Susan Rothenberg’s new show at Sperone Westwater is yet another solid example of why seeing artwork in person is much more powerful than onscreen. Her vigorous application of paint, sometimes thickly applied, grainy, and forceful is present in several pieces, particularly “Twisted Tree” 60x75”. It reminds me of being outside in a storm and looking at trees as the wind and rain blur your vision, and marvelling at the powerful struggle between wind and the swaying trees staying rooted. No idea as to her intention, but that’s what The Gallery Guy felt.
Rothenberg uses her trademark palette of grays, warm and cool, with black and white and the occasional splotch of color. “Sack” had that similar feeling to “Twisted Tree’ - heavy, imbedded, w cooler grays though.
Same w another figurative piece, “Stone Angel,” with more rendering of a face but still full of weight. Nice touch is the subtle tree branch w red blossoms.

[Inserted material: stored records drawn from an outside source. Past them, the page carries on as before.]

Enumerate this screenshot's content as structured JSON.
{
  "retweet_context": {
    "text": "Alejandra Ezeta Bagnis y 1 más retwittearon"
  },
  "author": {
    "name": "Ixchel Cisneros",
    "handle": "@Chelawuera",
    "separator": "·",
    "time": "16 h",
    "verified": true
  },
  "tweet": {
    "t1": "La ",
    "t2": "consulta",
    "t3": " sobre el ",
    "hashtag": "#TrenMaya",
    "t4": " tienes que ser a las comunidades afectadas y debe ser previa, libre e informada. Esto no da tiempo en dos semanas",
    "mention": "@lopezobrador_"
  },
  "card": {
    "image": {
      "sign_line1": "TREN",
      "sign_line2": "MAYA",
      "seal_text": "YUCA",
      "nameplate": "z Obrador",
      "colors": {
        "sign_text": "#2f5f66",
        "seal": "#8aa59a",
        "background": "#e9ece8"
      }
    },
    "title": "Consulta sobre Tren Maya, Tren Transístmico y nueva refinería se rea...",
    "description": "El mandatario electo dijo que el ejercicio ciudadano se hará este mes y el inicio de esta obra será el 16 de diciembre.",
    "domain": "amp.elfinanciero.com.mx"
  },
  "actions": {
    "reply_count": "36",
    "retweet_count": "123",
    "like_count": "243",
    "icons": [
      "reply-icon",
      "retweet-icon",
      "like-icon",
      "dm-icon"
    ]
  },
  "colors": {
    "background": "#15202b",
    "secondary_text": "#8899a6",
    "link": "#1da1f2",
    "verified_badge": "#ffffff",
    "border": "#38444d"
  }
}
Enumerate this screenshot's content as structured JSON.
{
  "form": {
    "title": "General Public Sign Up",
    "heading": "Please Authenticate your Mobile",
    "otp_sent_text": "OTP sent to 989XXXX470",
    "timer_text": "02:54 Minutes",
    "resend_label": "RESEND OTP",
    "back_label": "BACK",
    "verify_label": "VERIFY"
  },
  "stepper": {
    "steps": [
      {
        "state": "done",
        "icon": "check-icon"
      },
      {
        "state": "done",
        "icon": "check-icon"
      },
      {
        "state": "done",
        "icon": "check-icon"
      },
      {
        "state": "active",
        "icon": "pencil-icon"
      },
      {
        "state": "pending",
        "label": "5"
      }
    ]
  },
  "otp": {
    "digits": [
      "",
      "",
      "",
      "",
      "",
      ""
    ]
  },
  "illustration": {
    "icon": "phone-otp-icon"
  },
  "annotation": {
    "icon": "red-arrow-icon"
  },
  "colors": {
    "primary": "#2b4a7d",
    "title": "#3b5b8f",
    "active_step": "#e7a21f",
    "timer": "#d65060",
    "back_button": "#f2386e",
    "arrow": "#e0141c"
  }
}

Another piece that has a face, “Pianist Playing Shubert,” (bottom) is the largest piece in the show at 64x91”. It’s getting alot of attention, but IMHO, just not feeling it.
Don’t forget to go upstairs if you get to the gallery, some nice surprises. The offbeat, well-composed “Four Red Birds” 61x35, and “Untitled” an arm holding a cigarette with smoke swirling (31x23 on paper) left me wondering how the artist feels about smoking, pro or con? The aforementioned “Twisted Tree” is on the 2nd floor, too.
Below are other pieces in the show which is up through Feb. 29, 2020. The statement attributes the presence of critters to Ms. Rothenberg living in New Mexico, but her work has frequently had horses and more before this. In these days of so much saturated imagery, it’s a breath of fresh air to see work with compositions that have room to breathe, that forces the viewer to take a beat and really look at what is happening on the surface of that canvas and feel the presence of the artist at work.